6. World War Z by Max Brooks

At first, I didn’t understand the praise for this book. Or I did, except I assumed the praise was coming from people who either didn’t normally read horror, either because they didn’t like it or because they were too scared. Sure, there were zombies, and it was a good read, but it wasn’t tingling my horror sense. Then the harrowing accounts of people fleeing cities arrived, and the entire thing bloomed before my eyes. This book was the first to combine the structure of infotainment guidebooks with a fictional narrative bent, and what resulted is an entire world of a novel. It riffs on the works of Studs Terkel as well, which in our current times gives World War Z the feel of a podcast, in the best possible way.

7. Lovecraft Country by Matt Ruff

The Turner family must both face the supernatural elements encroaching on their lives, while at the same time trying to survive a Jim Crow-era America. The current trend of deconstructing horror for social commentary can be traced back to Mary Shelley, but Lovecraft Country is the novel that crystallized how it can be done for a modern audience. As writers seek out ways to be more inclusive in their works, Matt Ruff is an example of someone who wrote about characters outside of his racial background without falling into the pitfalls of stereotype or even veiled racism. 

8. Under the Skin by Michel Faber

Isserly is an extraterrestrial surgically made to look like a diminutive human woman with cartoonish proportions. She cruises the Scottish Highlands looking for beefy men to take back to her farmhouse. What goes on there is worse than her hitchhikers could have ever imagined. Often tagged as science fiction, allegory, satire, or Kafkaesque, Under the Skin exists on its own wavelength. It’s one of those books that, in telling its story, does not realize the genre ground it encroaches upon, or even cares. This results in scenes and imagery as horrific as any book traditionally categorized as horror. You may not recognize the humanity on display in its pages, but it is all too human.

9. Uzumaki by Junji Ito

Graphic novels blur the line between comics and fiction literature, and no book captures this better than Uzumaki. The small, remote town of Kurouzu-cho is slowly being contaminated. Not by chemical waste or infectious disease, but by... spirals. To give anymore away would do Junji Ito’s masterpiece a disservice. Uzumaki takes cosmic horror to an entirely new level, mining the spiral for fear and dread in ways only Ito could. Influenced by Lovecraft, Uzumaki ultimately surpasses the tag of Lovecraftian horror into something totally its own. You won’t be able to look at the water draining out of your tub the same way again.

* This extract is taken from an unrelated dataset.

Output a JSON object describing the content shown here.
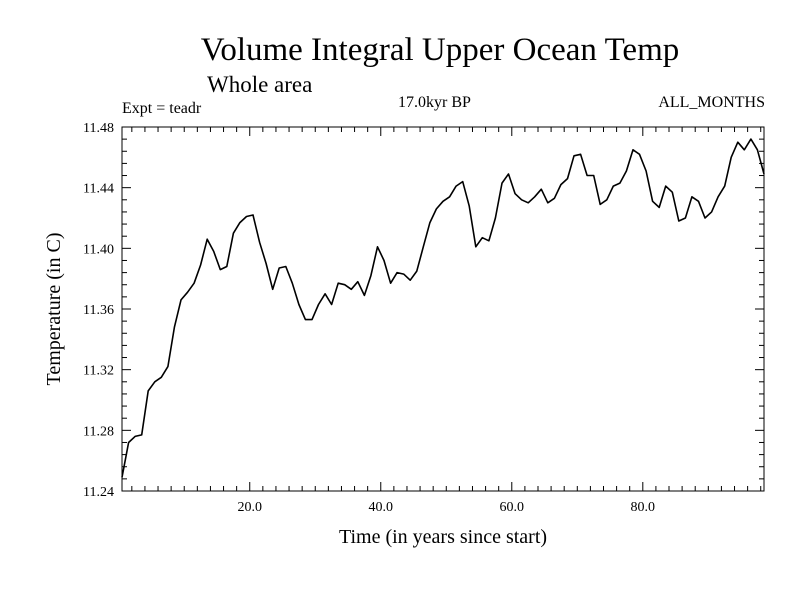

10. Satan Burger by Carlton Mellick III

This book is a mainstay of Bizarro fiction, but since it was published before the crystallization of the genre, I’m including it here. I was introduced to it by someone saying it was as though Kurt Vonnegut had written a horror novel, and they were totally right. To try to summarize the book in a few sentences is impossible. A portal opens between our world and a much more visceral, monstrous world, giving way to a strange phenomenon: people finding themselves staring at a blank wall, unable to do anything beyond shrugging. A powerful story about individuality and purpose, Satan Burger blazed a new genre and cemented Carlton Mellick III as a snarling face on the Bizarro Mount Rushmore.